PERPENDICULAR LINES Two lines, neither of which is vertical, are perpendicular if and only if their slopes have a product of -1.
For example, if the slope of a line is -3/4, the slope of any line perpendicular
to it is 4/3, since (-3/4)(4/3)=-1. We often refer to numbers like -3/4 and 4/3 as “negative reciprocals.” A proof of this result is outlined in Exercises 63-66.
Example 9
USING THE SLOPE RELATIONSHIPS FOR PARALLEL AND PERPENDICULAR
Find the equation of the line that passes through the point (3,5) and satisfies the given condition.

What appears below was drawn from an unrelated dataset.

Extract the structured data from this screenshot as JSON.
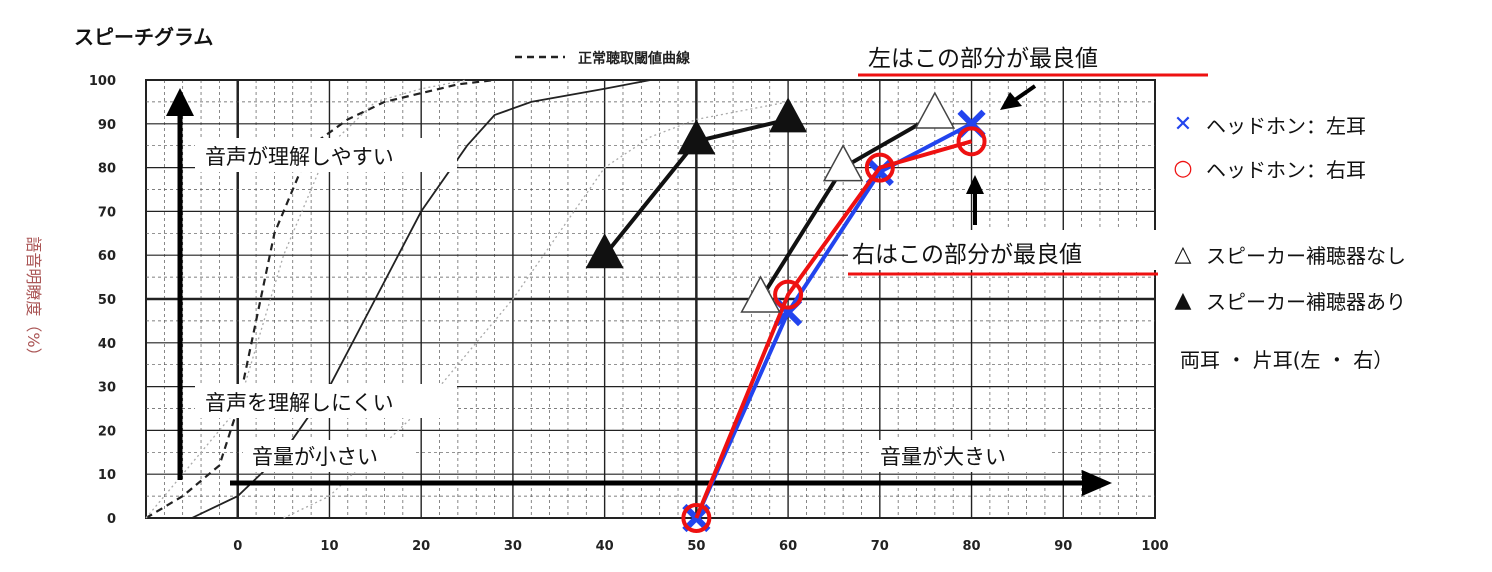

(a) parallel to the line 2x+5y=4
Since it is given that the point (3,5) is on the line, we need only find the slope to use the point-slope form. Find the slope by writing the equation of the given line in slope-intercept form. (That is, solve for y.)
2x+5y=4
y=-2/5x+4/5
The slope is -2/5. Since the lines are parallel, -2/5 is also the slope of the line whose equation is to be found. Substituting m=-2/5, x_1=3, and y_1=5 into the point-slope form gives
y-y_1=m(x-x_1)
y-5=-2/5(x-3)
5(y-5)=-2(x-3)
5y-25)=-2x+6
2x+5y=31
(b) perpendicular to the line 2x+5y=4
In part (a) it was found that the slope of this line is -2/5, so the slope of any line perpendicular to it is 5/2. Therefore, use m=5/2, x_1=3, and y_1=5 in the point-slope form.
y-5=5/2(x-3)
2(y-5)=5(x-30
2y-10=5x-15
-5x+2y=-5
or 5x-2y=5
All the lines discussed above have equations that could be written in the form
Ax + By = C for real numbers A, B, and C. As mentioned earlier, the equation Ax + By = C is the standard form of the equation of a line. The various forms of linear equations are listed below.
LINER EQUATIONS
| General Equation | Type of Equation |
| Ax+by=C | Standard form (if A!=0 and B!=0),x-intercept C/A, y-intercept C/B, slope -A/B |
| x=k | Vertical line x-intercept k, no y -intercept, undefined slope |
| y=k | Horizontal line y-intercept k, no x-intercept, slope 0 |
| y=mx+b | Slope-intercept form, y-intercept b, slope m |
| y-y_1=m(x-x_1) | Point-slope form , slope m, through (x_1,y_1) |
PROBLEM SOLVING
A straight line is often the best approximation of a set of data points that result from a real situation. If the equation is known, it can be used to predict the value of one variable, given a value of the other. For this reason, the equation is written as a linear relation in slope-intercept form. One way to find the equation of such a straight line is to use two typical data points and the point-slope form of the equation of a line.
Example 10 FINDING AN EQUATION FROM DATA POINTS
Scientists have found that the number of chirps made by a cricket of a particular Species per minute is almost linearly related to the temperature. Suppose that for a particular species, at 68°F a cricket chirps 124 times per minute, while at 80° F the cricket chirps 172 times per minute. Find the linear equation that relates the number of chirps to the temperature.
Think of the ordered pairs in the relation as (chirps, temperature), or (c, t). Then c takes on the role of x and t takes on the role of y. Since we are using a linear relationship, find the slope of the line by using the slope formula with the points (124,68) and (172,80).
m=(68-80)/(124-172)=-12/-48=1/4
Choose one of the points, say (124,68), and substitute into the point-slope form, with m=1/4.
t-68=1/4(c-124)
t-68=1/4c-31
t=1/4c+37
The equation is t=1/4c+37. By substituting the number of chirps per minute into this equation, the temperature t can be approximated.